Once it is disabled, Comet will fall back to the default Spark shuffle manager.
Shuffle Implementations¶
Comet provides two shuffle implementations: Native Shuffle and Columnar Shuffle. Comet will first try to use Native Shuffle and if that is not possible it will try to use Columnar Shuffle. If neither can be applied, it will fall back to Spark for shuffle operations.
Native Shuffle¶
Comet provides a fully native shuffle implementation, which generally provides the best performance. However,
native shuffle currently only supports HashPartitioning
and SinglePartitioning
and has some restrictions on
supported data types.
Columnar (JVM) Shuffle¶
Comet Columnar shuffle is JVM-based and supports HashPartitioning
, RoundRobinPartitioning
, RangePartitioning
, and
SinglePartitioning
. This shuffle implementation supports more data types than native shuffle.
Shuffle Compression¶
By default, Spark compresses shuffle files using LZ4 compression. Comet overrides this behavior with ZSTD compression.

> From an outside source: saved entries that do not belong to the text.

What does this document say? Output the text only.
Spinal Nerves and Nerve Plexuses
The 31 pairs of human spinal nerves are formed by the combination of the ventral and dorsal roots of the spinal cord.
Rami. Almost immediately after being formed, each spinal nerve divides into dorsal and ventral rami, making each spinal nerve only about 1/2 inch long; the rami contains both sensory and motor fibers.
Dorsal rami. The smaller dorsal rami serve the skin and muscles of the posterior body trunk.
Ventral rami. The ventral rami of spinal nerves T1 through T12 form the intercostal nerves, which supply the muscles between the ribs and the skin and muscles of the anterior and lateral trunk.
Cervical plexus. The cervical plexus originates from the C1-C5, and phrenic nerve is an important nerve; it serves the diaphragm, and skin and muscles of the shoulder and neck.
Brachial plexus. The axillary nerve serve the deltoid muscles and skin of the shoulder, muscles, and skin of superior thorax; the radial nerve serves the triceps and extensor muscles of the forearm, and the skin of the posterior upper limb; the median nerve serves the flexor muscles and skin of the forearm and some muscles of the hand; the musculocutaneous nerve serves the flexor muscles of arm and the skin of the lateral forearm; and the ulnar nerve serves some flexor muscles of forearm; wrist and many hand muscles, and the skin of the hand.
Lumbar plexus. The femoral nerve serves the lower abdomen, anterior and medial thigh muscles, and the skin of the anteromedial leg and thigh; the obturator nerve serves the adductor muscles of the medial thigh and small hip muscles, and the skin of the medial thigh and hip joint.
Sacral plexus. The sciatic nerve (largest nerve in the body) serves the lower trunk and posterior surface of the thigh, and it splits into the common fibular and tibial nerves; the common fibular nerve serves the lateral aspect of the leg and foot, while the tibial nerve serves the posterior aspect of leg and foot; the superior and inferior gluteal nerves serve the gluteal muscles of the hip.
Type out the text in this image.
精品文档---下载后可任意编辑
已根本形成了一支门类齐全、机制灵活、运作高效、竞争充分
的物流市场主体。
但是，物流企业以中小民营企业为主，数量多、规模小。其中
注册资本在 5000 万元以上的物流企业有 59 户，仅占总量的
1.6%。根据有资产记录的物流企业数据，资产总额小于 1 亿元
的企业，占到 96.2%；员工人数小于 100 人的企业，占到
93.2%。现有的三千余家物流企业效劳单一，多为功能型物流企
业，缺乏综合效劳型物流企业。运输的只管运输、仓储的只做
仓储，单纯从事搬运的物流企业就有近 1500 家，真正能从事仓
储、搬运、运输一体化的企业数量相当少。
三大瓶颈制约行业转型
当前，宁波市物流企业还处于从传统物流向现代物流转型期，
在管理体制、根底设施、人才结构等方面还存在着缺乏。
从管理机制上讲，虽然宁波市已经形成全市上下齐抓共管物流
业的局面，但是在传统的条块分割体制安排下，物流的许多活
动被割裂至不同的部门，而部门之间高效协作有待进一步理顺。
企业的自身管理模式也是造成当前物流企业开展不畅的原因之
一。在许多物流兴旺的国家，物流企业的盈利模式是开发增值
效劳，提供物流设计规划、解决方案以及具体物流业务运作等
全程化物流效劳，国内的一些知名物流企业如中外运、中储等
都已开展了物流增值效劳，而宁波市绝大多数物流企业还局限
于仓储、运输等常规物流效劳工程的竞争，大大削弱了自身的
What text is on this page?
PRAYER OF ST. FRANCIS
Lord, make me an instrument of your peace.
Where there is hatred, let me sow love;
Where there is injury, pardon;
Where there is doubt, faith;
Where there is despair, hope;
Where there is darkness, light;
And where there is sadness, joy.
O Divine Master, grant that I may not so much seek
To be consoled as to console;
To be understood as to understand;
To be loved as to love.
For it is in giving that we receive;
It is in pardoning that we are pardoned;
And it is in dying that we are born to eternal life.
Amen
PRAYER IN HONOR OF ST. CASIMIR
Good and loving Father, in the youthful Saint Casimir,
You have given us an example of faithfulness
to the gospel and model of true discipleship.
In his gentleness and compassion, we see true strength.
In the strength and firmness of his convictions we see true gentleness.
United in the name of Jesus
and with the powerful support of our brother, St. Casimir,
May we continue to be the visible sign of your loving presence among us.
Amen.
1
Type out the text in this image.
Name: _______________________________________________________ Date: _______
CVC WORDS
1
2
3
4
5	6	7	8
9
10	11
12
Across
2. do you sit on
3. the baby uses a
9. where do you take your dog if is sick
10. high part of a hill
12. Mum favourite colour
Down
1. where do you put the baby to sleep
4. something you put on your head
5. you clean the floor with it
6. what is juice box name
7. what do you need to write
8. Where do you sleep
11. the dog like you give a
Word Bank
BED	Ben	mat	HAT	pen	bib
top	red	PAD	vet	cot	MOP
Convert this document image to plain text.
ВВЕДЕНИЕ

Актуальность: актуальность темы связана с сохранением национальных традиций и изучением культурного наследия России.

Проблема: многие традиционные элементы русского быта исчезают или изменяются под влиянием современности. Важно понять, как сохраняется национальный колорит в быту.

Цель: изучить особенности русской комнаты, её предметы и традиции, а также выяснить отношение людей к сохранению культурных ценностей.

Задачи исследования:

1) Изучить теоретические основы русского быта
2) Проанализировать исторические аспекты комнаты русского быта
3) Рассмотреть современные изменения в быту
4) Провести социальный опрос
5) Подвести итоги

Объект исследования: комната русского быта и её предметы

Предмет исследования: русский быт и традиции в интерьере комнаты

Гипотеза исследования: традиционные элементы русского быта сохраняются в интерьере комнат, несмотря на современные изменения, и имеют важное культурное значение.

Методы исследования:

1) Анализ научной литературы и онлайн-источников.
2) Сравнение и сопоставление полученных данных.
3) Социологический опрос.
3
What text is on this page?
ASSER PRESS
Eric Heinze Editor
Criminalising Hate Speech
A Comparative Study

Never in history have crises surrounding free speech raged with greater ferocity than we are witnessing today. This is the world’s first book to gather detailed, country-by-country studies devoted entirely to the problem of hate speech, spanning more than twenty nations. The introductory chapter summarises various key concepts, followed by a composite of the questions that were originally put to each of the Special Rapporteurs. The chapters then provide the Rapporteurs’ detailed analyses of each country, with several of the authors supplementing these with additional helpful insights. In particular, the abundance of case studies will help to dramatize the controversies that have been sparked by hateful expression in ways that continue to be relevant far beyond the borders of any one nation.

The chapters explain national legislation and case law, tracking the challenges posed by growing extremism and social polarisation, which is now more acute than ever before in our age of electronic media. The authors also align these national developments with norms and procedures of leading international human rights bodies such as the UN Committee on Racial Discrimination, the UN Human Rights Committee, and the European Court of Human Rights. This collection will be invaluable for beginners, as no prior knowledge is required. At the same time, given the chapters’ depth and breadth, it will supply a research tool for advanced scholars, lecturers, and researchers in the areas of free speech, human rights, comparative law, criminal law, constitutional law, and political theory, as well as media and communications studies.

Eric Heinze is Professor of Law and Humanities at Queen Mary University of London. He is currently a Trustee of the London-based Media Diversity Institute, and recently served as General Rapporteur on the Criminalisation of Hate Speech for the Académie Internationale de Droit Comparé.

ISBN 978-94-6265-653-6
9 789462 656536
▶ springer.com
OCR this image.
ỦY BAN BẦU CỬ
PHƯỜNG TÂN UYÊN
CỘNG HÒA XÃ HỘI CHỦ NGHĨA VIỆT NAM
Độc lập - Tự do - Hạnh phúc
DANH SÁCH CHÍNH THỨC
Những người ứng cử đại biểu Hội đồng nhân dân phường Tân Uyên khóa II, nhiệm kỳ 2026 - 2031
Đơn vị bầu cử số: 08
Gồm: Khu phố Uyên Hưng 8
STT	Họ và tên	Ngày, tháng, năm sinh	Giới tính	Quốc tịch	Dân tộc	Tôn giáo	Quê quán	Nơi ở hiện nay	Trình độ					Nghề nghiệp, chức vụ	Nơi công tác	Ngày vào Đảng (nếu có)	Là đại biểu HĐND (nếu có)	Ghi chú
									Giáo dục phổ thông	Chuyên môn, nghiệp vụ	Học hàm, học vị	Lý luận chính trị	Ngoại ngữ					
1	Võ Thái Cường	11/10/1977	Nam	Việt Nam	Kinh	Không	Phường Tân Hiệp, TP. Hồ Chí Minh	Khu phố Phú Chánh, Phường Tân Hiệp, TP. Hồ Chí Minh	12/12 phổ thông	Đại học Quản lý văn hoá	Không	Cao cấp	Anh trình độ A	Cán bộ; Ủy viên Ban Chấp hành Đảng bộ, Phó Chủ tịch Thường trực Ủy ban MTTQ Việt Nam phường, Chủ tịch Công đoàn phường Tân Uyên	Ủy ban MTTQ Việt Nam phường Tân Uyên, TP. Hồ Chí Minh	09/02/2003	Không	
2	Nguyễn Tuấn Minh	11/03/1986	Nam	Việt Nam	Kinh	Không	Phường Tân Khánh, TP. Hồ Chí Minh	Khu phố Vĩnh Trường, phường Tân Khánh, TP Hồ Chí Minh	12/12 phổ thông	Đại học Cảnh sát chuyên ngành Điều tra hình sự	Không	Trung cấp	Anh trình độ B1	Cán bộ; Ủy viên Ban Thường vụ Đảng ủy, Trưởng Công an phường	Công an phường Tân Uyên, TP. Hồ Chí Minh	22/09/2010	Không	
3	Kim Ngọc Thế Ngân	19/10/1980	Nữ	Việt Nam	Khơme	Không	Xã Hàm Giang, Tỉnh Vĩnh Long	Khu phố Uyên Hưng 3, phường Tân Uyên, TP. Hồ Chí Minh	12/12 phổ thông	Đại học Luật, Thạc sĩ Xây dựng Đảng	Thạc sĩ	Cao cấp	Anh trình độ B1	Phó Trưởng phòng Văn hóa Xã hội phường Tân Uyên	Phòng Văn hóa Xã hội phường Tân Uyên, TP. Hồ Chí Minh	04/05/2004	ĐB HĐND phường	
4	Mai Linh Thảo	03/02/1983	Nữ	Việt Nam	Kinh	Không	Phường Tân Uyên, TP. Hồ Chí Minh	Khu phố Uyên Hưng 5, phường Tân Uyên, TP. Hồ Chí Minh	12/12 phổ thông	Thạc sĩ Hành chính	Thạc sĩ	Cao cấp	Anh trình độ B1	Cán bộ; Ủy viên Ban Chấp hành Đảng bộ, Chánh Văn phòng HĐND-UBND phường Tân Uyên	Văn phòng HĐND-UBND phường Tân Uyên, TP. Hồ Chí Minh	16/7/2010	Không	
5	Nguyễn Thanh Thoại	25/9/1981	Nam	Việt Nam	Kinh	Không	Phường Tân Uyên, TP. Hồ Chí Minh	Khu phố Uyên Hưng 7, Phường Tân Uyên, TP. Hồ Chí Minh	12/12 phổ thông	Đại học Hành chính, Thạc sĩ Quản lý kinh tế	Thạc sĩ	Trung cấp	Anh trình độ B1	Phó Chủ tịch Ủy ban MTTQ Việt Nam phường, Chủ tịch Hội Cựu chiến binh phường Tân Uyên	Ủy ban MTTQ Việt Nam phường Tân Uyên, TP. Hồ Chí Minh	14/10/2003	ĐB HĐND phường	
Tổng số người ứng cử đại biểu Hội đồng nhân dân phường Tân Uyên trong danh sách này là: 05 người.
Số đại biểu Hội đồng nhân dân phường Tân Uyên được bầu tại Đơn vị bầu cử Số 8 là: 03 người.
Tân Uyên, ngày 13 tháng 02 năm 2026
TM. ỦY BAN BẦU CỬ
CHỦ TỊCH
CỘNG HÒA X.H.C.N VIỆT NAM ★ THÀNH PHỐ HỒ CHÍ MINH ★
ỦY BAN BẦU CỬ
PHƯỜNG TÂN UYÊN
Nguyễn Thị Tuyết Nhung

Compression can be disabled by setting spark.shuffle.compress=false
, which may result in faster shuffle times in
certain environments, such as single-node setups with fast NVMe drives, at the expense of increased disk space usage.
Explain Plan¶
Extended Explain¶
With Spark 4.0.0 and newer, Comet can provide extended explain plan information in the Spark UI. Currently this lists reasons why Comet may not have been enabled for specific operations. To enable this, in the Spark configuration, set the following:
-c spark.sql.extendedExplainProviders=org.apache.comet.ExtendedExplainInfo
This will add a section to the detailed plan displayed in the Spark SQL UI page.